Com letras que falam da convivência urbana com o sotaque característico da cidade, uma das músicas que virou single e videoclipe que anteciparam o álbum foi ‘Domínio’, composta a distância pelos quatro integrantes. “Ela vem com uma indagação: Quem é o teu domínio? Quem domina teu dia a dia, teus pensamentos, teu esforço físico? Ela desperta uma reflexão: o que domina tuas ideias e o teu comportamento?”, questiona o vocalista da canção, que se tornou a mais ouvida do grupo.

Com Caranguejos de açude, a banda espera agora ampliar mais seu público e poder falar de Campina Grande para muito além dos limites do Planalto da Borborema. “A gente tem uma expectativa de dar uma rodada, de atingir novos públicos, porque a gente sabe do nosso potencial e do que a gente consegue fazer junto.
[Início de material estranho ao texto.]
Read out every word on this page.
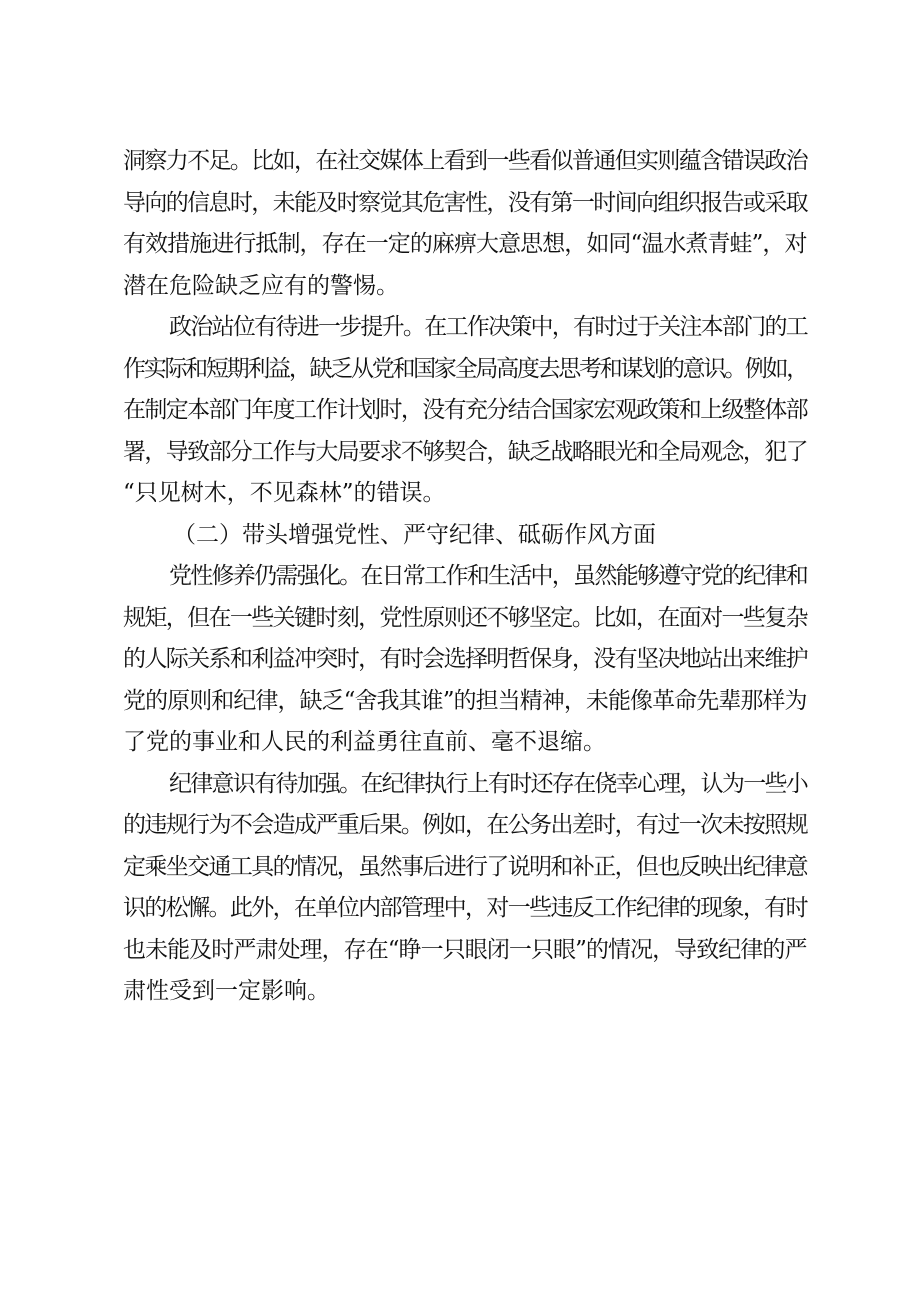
洞察力不足。比如，在社交媒体上看到一些看似普通但实则蕴含错误政治
导向的信息时，未能及时察觉其危害性，没有第一时间向组织报告或采取
有效措施进行抵制，存在一定的麻痹大意思想，如同“温水煮青蛙”，对
潜在危险缺乏应有的警惕。

政治站位有待进一步提升。在工作决策中，有时过于关注本部门的工
作实际和短期利益，缺乏从党和国家全局高度去思考和谋划的意识。例如，
在制定本部门年度工作计划时，没有充分结合国家宏观政策和上级整体部
署，导致部分工作与大局要求不够契合，缺乏战略眼光和全局观念，犯了
“只见树木，不见森林”的错误。

（二）带头增强党性、严守纪律、砥砺作风方面

党性修养仍需强化。在日常工作和生活中，虽然能够遵守党的纪律和
规矩，但在一些关键时刻，党性原则还不够坚定。比如，在面对一些复杂
的人际关系和利益冲突时，有时会选择明哲保身，没有坚决地站出来维护
党的原则和纪律，缺乏“舍我其谁”的担当精神，未能像革命先辈那样为
了党的事业和人民的利益勇往直前、毫不退缩。

纪律意识有待加强。在纪律执行上有时还存在侥幸心理，认为一些小
的违规行为不会造成严重后果。例如，在公务出差时，有过一次未按照规
定乘坐交通工具的情况，虽然事后进行了说明和补正，但也反映出纪律意
识的松懈。此外，在单位内部管理中，对一些违反工作纪律的现象，有时
也未能及时严肃处理，存在“睁一只眼闭一只眼”的情况，导致纪律的严
肃性受到一定影响。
Tem uma questão até de autoestima a ser lapidada, de se compreender quanto um artista ativo e que tem o que mostrar com um produto que valesse a pena aquele nosso esforço. A gente acredita que dá pra galgar coisas novas e coisas boas para levar o nome de Campina e da Paraíba”.

*Matéria publicada originalmente na edição impressa de 16 de janeiro de 2024.